In the summer of 2019, when joking about omen of the apocalypse was still fresh and funny, an endless swarm of locusts descended on the Las Vegas Strip.
These insects weren’t biters or harvest killers. But for weeks, every night after sunset, their flapping wings filled the sky beam glowing from the pyramid of the Luxor Casino, and their dead exoskeletons lay on the sidewalks. The news media speculated that the outbreak was due to a damp winter, which allowed more eggs to hatch, and the artificial light in the city that lured locusts to flames like moths.
A new analysis supports the link to the lights of the city – with worrying implications for locusts. Elske Tielens, an insect ecologist at the University of Oklahoma, found that on July 26, 2019, the height of the invasion, around 46 million locusts took wings and then gathered over the brightest parts of the city.
“This tape is really hard to look at,” she said. “We blow up more locusts in a single day than people come to Vegas to play for an entire year.”

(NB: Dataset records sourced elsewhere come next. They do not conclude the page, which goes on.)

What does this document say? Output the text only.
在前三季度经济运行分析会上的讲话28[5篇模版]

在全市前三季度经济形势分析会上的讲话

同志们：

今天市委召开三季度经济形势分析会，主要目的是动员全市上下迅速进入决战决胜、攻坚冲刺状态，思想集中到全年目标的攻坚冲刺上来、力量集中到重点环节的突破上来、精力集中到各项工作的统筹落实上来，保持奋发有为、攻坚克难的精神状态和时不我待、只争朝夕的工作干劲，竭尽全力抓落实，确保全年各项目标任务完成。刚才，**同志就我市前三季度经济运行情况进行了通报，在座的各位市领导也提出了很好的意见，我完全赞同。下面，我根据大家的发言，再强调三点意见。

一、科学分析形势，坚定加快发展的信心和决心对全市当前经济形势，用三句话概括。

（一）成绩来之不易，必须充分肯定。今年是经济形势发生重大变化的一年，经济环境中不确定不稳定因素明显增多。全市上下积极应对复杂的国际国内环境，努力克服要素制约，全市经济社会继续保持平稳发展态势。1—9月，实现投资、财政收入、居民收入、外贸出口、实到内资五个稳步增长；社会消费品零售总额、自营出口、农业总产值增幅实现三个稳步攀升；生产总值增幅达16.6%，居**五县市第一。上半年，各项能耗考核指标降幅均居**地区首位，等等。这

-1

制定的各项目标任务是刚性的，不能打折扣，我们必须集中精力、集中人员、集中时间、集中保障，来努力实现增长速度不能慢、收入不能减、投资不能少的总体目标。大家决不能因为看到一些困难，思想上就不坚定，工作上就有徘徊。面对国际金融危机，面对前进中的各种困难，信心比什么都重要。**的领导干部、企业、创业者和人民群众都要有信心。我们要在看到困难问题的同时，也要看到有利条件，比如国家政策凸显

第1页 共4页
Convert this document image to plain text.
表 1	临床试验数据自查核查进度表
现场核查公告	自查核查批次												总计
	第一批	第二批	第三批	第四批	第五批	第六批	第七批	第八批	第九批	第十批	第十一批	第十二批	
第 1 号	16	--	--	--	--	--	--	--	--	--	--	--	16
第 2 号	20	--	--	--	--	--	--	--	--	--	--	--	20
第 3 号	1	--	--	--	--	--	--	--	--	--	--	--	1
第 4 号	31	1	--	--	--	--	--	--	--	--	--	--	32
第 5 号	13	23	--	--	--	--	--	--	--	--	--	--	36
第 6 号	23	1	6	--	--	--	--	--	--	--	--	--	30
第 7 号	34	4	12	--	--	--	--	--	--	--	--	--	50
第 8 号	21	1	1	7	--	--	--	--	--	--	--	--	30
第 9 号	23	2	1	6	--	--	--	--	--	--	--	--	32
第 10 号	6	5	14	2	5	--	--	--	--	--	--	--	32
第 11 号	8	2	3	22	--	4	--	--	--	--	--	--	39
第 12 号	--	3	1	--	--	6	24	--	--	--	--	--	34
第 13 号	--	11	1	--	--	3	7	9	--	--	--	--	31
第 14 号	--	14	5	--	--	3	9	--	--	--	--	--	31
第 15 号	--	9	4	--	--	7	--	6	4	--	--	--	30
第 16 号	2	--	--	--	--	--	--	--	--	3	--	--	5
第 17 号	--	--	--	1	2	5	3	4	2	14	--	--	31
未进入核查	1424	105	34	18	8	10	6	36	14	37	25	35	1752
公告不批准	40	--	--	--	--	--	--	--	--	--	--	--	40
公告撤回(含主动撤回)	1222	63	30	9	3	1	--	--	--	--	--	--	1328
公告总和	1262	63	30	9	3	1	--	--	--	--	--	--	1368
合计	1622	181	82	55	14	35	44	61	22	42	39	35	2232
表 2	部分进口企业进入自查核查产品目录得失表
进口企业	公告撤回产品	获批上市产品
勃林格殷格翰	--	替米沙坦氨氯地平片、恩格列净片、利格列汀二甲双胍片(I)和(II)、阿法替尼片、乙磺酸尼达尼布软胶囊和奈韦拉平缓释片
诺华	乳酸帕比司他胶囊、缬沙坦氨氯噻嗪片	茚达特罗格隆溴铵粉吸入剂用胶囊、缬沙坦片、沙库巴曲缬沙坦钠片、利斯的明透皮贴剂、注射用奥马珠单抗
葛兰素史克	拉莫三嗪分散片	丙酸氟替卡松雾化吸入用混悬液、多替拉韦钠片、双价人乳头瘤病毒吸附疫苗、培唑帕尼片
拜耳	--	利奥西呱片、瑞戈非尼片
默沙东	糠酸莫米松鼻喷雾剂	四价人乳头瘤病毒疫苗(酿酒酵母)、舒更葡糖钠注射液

The visitors already knew, of course, that Las Vegas increased its performance at night. But some of this light escapes directly into space, where satellites measure it by a large distance as the brightest city in the world. The remainder of this light, which overflows into the atmosphere, forms a glowing dome that the US National Park Service recently measured from a distance of 200 miles in Nevada’s Great Basin National Park.
Insect ecologists have studied for years how individual lamps and night traps can be a silent siren call for insects, seducing them to their death. Dr. However, Tielens and her colleagues, inspired by coverage of the 2019 Vegas locust invasion, saw the opportunity to look for a broader pattern. They found that the wandering grasshopper clouds were also visible on weather radar data. Then they overlaid these radar movement patterns with separate maps of the city’s vegetation and its nighttime lighting.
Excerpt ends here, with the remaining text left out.